Publication : PLoS pathogens

Dissociation of Tissue Destruction and Bacterial Expansion during Bubonic Plague

Team: Yersinia
Team: Archived: Experimental neuropathology
Scientific Fields
Diseases
Organisms
Applications
Technique

Published in PLoS pathogens - 20 Oct 2015

Guinet F, Avé P, Filali S, Huon C, Savin C, Huerre M, Fiette L, Carniel E

Link to Pubmed [PMID] – 26484539

PLoS Pathog. 2015 Oct;11(10):e1005222

Activation and/or recruitment of the host plasmin, a fibrinolytic enzyme also active on extracellular matrix components, is a common invasive strategy of bacterial pathogens. Yersinia pestis, the bubonic plague agent, expresses the multifunctional surface protease Pla, which activates plasmin and inactivates fibrinolysis inhibitors. Pla is encoded by the pPla plasmid. Following intradermal inoculation, Y. pestis has the capacity to multiply in and cause destruction of the lymph node (LN) draining the entry site. The closely related, pPla-negative, Y. pseudotuberculosis species lacks this capacity. We hypothesized that tissue damage and bacterial multiplication occurring in the LN during bubonic plague were linked and both driven by pPla. Using a set of pPla-positive and pPla-negative Y. pestis and Y. pseudotuberculosis strains in a mouse model of intradermal injection, we found that pPla is not required for bacterial translocation to the LN. We also observed that a pPla-cured Y. pestis caused the same extensive histological lesions as the wild type strain.
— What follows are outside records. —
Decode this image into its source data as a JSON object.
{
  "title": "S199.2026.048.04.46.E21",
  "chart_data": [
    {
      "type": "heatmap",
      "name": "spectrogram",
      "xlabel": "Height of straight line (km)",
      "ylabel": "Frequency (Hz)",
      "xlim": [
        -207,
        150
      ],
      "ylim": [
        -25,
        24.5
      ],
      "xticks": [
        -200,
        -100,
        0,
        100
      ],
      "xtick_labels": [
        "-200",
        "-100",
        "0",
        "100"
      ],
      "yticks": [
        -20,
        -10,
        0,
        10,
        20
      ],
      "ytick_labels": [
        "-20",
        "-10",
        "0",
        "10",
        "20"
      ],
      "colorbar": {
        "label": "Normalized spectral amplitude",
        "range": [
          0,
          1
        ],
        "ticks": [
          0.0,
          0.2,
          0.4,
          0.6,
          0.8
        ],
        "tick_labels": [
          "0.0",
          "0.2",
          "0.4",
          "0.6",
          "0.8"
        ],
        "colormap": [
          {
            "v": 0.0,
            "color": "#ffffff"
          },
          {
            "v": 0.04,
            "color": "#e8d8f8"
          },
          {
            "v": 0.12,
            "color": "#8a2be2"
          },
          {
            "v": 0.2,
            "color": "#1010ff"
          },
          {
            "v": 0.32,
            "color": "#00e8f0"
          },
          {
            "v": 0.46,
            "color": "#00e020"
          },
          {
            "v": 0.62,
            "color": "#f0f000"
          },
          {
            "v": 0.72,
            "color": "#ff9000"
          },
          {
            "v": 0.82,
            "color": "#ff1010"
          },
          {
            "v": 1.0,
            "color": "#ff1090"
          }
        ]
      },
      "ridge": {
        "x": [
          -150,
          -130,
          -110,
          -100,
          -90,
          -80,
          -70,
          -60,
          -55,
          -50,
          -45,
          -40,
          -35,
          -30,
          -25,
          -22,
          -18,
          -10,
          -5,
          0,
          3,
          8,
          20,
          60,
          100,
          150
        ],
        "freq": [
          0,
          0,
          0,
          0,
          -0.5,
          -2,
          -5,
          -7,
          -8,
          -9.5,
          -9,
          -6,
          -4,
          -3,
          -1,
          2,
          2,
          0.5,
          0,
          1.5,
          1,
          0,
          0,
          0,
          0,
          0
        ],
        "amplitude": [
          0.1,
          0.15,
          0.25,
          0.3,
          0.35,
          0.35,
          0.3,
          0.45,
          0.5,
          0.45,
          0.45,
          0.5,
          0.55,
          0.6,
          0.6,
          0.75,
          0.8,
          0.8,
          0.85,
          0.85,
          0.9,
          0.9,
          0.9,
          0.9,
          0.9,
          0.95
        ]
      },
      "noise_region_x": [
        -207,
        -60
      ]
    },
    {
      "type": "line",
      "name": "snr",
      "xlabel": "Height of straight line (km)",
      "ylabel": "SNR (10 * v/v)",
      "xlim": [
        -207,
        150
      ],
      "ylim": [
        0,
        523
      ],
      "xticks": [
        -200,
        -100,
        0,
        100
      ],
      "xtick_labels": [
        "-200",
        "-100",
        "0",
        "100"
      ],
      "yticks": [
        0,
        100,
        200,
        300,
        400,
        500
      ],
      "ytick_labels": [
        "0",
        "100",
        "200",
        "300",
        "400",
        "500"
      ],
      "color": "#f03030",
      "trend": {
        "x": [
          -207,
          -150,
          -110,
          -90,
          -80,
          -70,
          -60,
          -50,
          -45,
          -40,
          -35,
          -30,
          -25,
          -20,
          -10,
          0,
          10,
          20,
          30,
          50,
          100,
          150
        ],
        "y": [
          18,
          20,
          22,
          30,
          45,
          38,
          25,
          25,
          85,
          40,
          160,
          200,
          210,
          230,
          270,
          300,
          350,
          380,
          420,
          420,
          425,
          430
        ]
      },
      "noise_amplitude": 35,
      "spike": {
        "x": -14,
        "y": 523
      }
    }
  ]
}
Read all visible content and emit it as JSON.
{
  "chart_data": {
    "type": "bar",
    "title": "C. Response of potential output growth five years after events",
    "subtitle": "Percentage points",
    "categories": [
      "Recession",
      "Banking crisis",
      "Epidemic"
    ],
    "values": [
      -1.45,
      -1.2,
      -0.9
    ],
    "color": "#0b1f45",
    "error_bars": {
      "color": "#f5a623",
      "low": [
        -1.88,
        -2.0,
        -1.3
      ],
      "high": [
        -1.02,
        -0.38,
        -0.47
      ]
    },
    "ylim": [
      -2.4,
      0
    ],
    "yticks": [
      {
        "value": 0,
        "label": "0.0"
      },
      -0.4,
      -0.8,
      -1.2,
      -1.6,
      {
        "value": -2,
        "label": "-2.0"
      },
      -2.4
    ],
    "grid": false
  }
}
Furthermore, the Y. pseudotuberculosis histological pattern, characterized by infectious foci limited by inflammatory cell infiltrates with normal tissue density and follicular organization, was unchanged after introduction of pPla. However, the presence of pPla enabled Y. pseudotuberculosis to increase its bacterial load up to that of Y. pestis. Similarly, lack of pPla strongly reduced Y. pestis titers in LNs of infected mice. This pPla-mediated enhancing effect on bacterial load was directly dependent on the proteolytic activity of Pla. Immunohistochemistry of Pla-negative Y. pestis-infected LNs revealed extensive bacterial lysis, unlike the numerous, apparently intact, microorganisms seen in wild type Y. pestis-infected preparations. Therefore, our study demonstrates that tissue destruction and bacterial survival/multiplication are dissociated in the bubo and that the primary action of Pla is to protect bacteria from destruction rather than to alter the tissue environment to favor Y. pestis propagation in the host.